VGT – The Great Game Designer

Hello, my name is Ted and I’m the Video Game Theologian.  I’m writing a blog that is a combination of my two greatest interests – the study of God and the playing of video games.  I’m a seminary student and a gamer.  You never know what game or subject we will talk about on the Video Game Theology blog.

I meet every Friday morning at 6:00 am with a great group of guys.  We talk and laugh a lot.  We also support and pray for one another.  We have been reading and discussing the book Mere Christianity a chapter at a time during the summer.  People may agree or disagree with C.S. Lewis on his opinions and conclusions but almost all agree that he has excellent communication skills.  We were reading the chapter called “The Rival Conceptions of God” when we came across this quote.

“The Christian idea is quite different.  They think God made and invented the universe – like a man making a picture or composing a tune.  A painter is not a picture and he does not die if his picture is destroyed.  You may say, ‘He’s put a lot of himself into it,’ but you only mean that all its beauty and interest has come out of his head.”

Now, being a video game theologian, I could not help but to apply the concept to some of the things I know about the making of a video game.  Every game I have ever played is the result of a thought that was put into action and became reality.  Even when I look at some of the job descriptions in the game industry, I see things like Three Dimension Model Artist, Animator, Programmer, Producer, or Designer.  Almost all the roles in the game creation process involve someone doing something.  I have never heard a famous game maker like Tim Shafer or Cliff Bleszinsky say in an interview, “This great game is the result of random chance.  We just kept typing random letters and numbers into the computer and BOOM, there it was.”  It takes a great deal of thinking and doing to make a great game.

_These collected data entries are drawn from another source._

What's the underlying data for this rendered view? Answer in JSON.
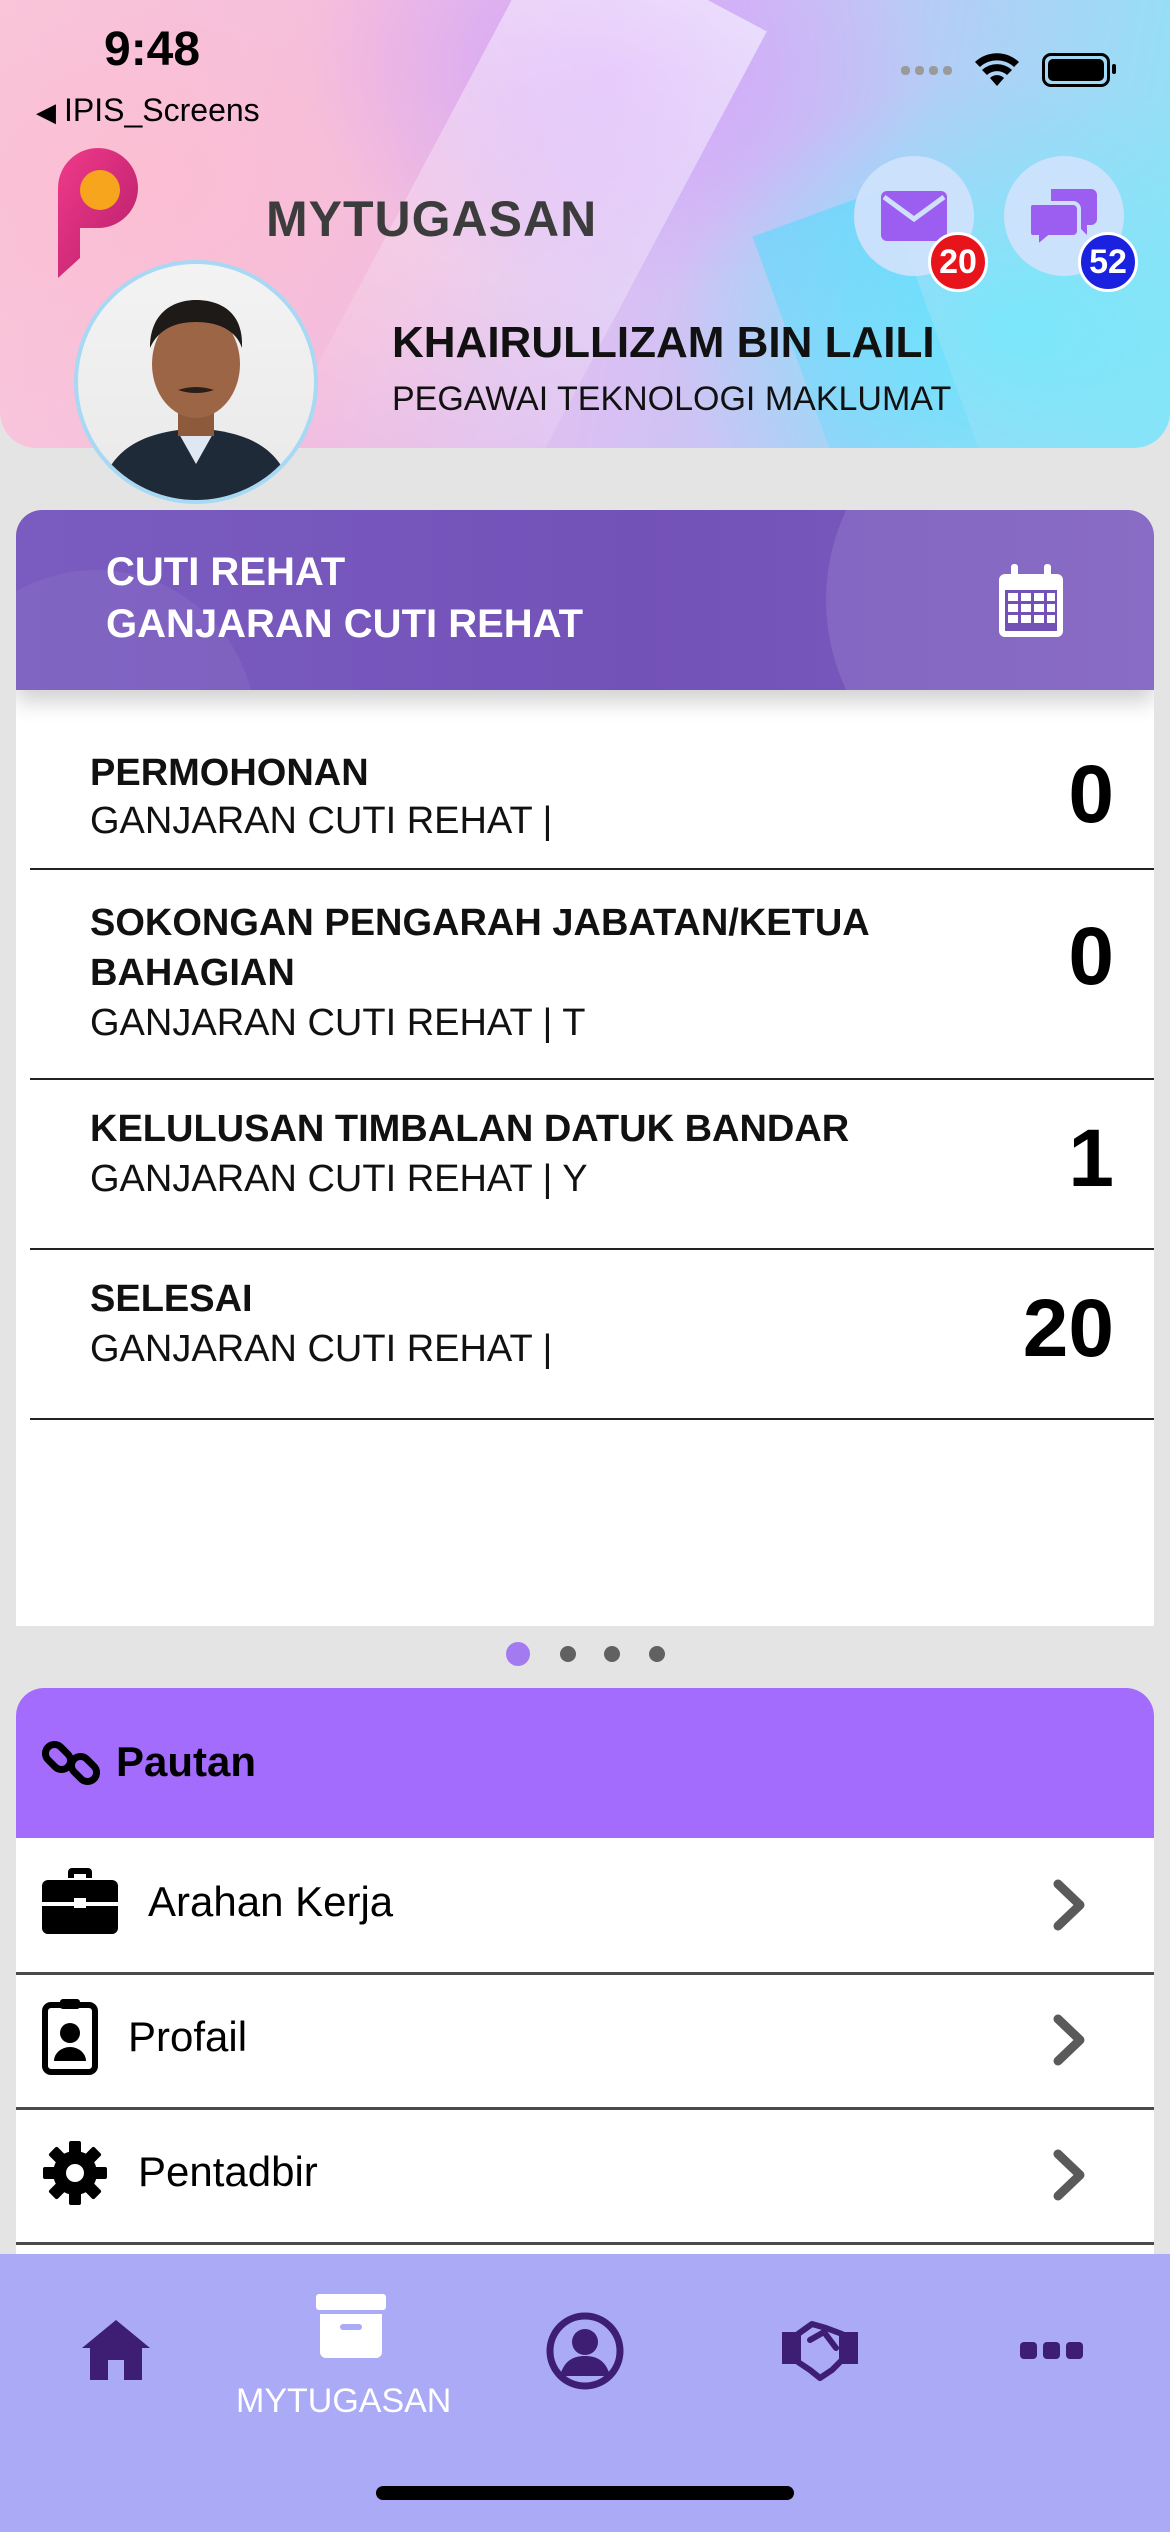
{
  "status_bar": {
    "time": "9:48",
    "back_label": "IPIS_Screens"
  },
  "header": {
    "app_title": "MYTUGASAN",
    "mail_badge": "20",
    "chat_badge": "52",
    "user": {
      "name": "KHAIRULLIZAM BIN LAILI",
      "role": "PEGAWAI TEKNOLOGI MAKLUMAT"
    }
  },
  "leave_card": {
    "title_line1": "CUTI REHAT",
    "title_line2": "GANJARAN CUTI REHAT",
    "icon": "calendar-icon",
    "rows": [
      {
        "title": "PERMOHONAN",
        "subtitle": "GANJARAN CUTI REHAT |",
        "count": "0"
      },
      {
        "title": "SOKONGAN PENGARAH JABATAN/KETUA BAHAGIAN",
        "subtitle": "GANJARAN CUTI REHAT | T",
        "count": "0"
      },
      {
        "title": "KELULUSAN TIMBALAN DATUK BANDAR",
        "subtitle": "GANJARAN CUTI REHAT | Y",
        "count": "1"
      },
      {
        "title": "SELESAI",
        "subtitle": "GANJARAN CUTI REHAT |",
        "count": "20"
      }
    ]
  },
  "pager": {
    "pages": 4,
    "active": 1
  },
  "links": {
    "title": "Pautan",
    "items": [
      {
        "label": "Arahan Kerja",
        "icon": "briefcase-icon"
      },
      {
        "label": "Profail",
        "icon": "id-badge-icon"
      },
      {
        "label": "Pentadbir",
        "icon": "gear-icon"
      }
    ]
  },
  "tabbar": {
    "items": [
      {
        "name": "home",
        "icon": "home-icon"
      },
      {
        "name": "mytugasan",
        "icon": "archive-icon",
        "label": "MYTUGASAN",
        "active": true
      },
      {
        "name": "profile",
        "icon": "user-circle-icon"
      },
      {
        "name": "handshake",
        "icon": "handshake-icon"
      },
      {
        "name": "more",
        "icon": "more-icon"
      }
    ]
  },
  "colors": {
    "card_header": "#7352b8",
    "links_header": "#a46cfc",
    "tabbar": "#abaaf7",
    "mail_badge": "#e8141c",
    "chat_badge": "#1a22e0",
    "pager_active": "#a47af0"
  }
}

When I first played Uncharted: Drake’s Fortune, I could not help but experience some wonder at the lush, beautiful environments that were created for the game.  Last night, I played Burnout 3 on my newly acquired original XBox.  Even though the game was not in high definition, it still played remarkably well.  The physics involved in each car crash were amazing.  That game is SO much fun, if they ever make an HD version I am definitely going to buy it.

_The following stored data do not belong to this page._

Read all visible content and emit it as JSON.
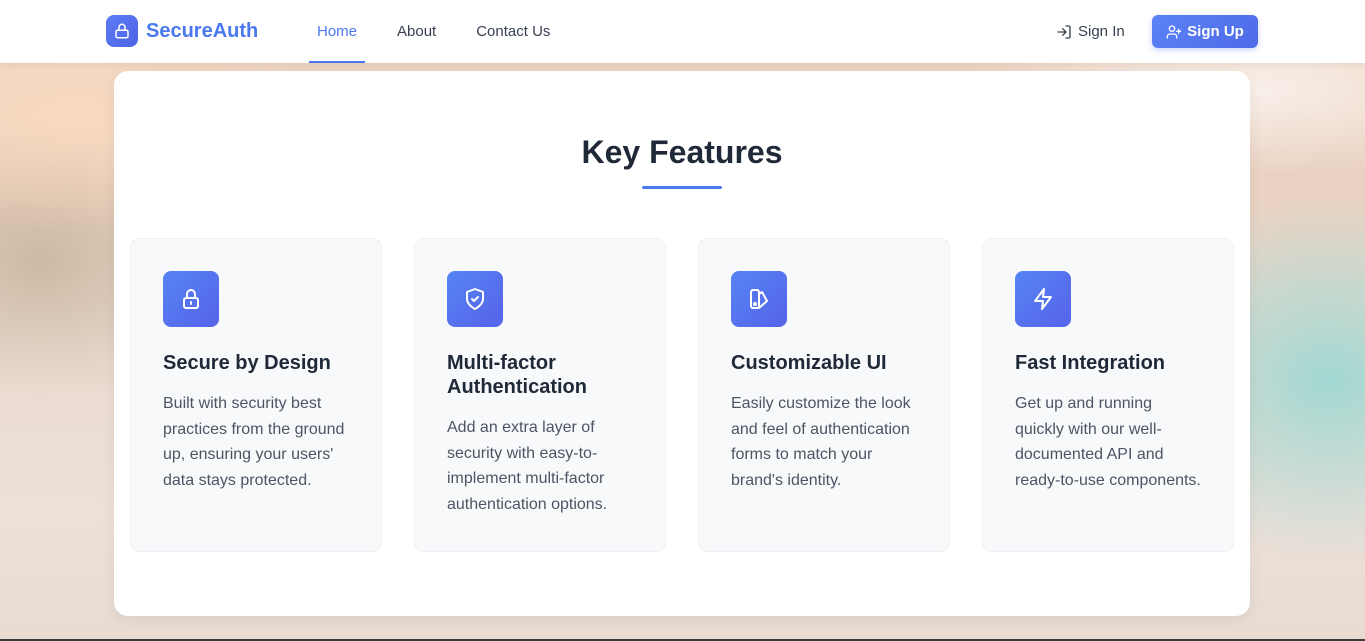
{
  "header": {
    "brand_name": "SecureAuth",
    "nav": [
      {
        "label": "Home",
        "active": true
      },
      {
        "label": "About",
        "active": false
      },
      {
        "label": "Contact Us",
        "active": false
      }
    ],
    "sign_in_label": "Sign In",
    "sign_up_label": "Sign Up"
  },
  "features": {
    "title": "Key Features",
    "items": [
      {
        "icon": "lock-icon",
        "title": "Secure by Design",
        "description": "Built with security best practices from the ground up, ensuring your users' data stays protected."
      },
      {
        "icon": "shield-check-icon",
        "title": "Multi-factor Authentication",
        "description": "Add an extra layer of security with easy-to-implement multi-factor authentication options."
      },
      {
        "icon": "palette-icon",
        "title": "Customizable UI",
        "description": "Easily customize the look and feel of authentication forms to match your brand's identity."
      },
      {
        "icon": "lightning-icon",
        "title": "Fast Integration",
        "description": "Get up and running quickly with our well-documented API and ready-to-use components."
      }
    ]
  },
  "colors": {
    "accent": "#4a78ee",
    "icon_gradient_start": "#5784f6",
    "icon_gradient_end": "#5563e8",
    "heading": "#1f2937",
    "body_text": "#4b5563"
  }
}
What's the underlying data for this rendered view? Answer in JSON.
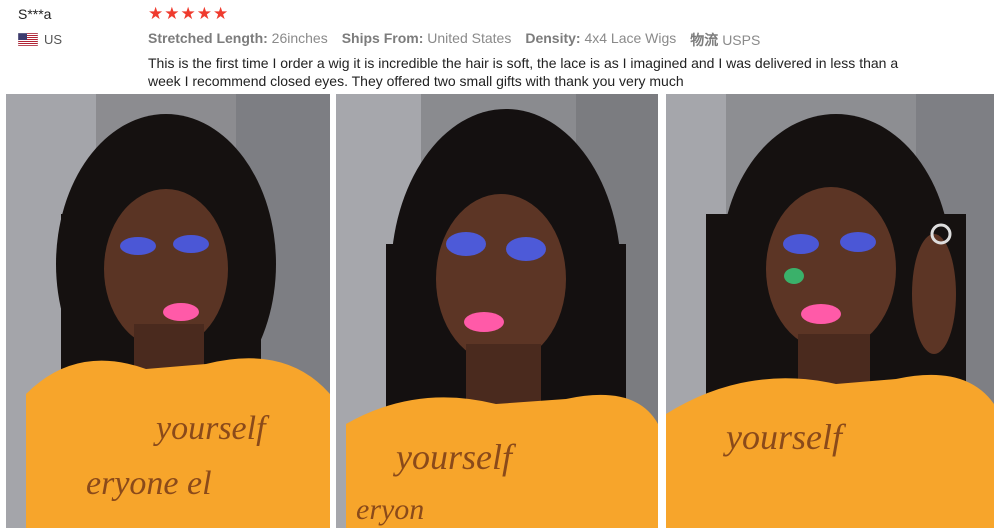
{
  "reviewer": {
    "name": "S***a",
    "country": "US",
    "flag_icon": "us-flag-icon"
  },
  "rating": {
    "stars": 5,
    "max": 5,
    "star_color": "#ef3b2e"
  },
  "attributes": [
    {
      "label": "Stretched Length:",
      "value": "26inches"
    },
    {
      "label": "Ships From:",
      "value": "United States"
    },
    {
      "label": "Density:",
      "value": "4x4 Lace Wigs"
    },
    {
      "label": "物流",
      "value": "USPS"
    }
  ],
  "review_text": "This is the first time I order a wig it is incredible the hair is soft, the lace is as I imagined and I was delivered in less than a week I recommend closed eyes. They offered two small gifts with thank you very much",
  "photos": [
    {
      "shirt_text": [
        "yourself",
        "eryone el"
      ]
    },
    {
      "shirt_text": [
        "yourself",
        "eryon"
      ]
    },
    {
      "shirt_text": [
        "yourself",
        ""
      ]
    }
  ]
}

Now I know this is not the perfect analogy, but why not try it with me?  Today, look at the world we live in as something that was designed and created.  Look at the colors of the landscape as specifically chosen to be what they are.  If you go to a lake or river, observe the incredible programming that went into the water effects – or the lighting effects when you see the sun go down tonight.

This is good – but only a copy of the real thing

Today, I’m going to put the controller down, load up the kayak, and experience this amazing world we live in.

4 thoughts on “VGT – The Great Game Designer

  1. Ted,

    I think XBox games like Forenza have the most amazing graphics I’ve ever seen. Just look in the background while the game is running. I myself have thumbs that are like hammers and therefore have no skill at video games but do enjoy watching just for the graphics.


    • I have Forza 2 for the 360 but I haven’t really played. I’ll check it out. I’m glad to know I’m not the only one lacking some skills! If my son didn’t beat games for me I don’t know what I’d do.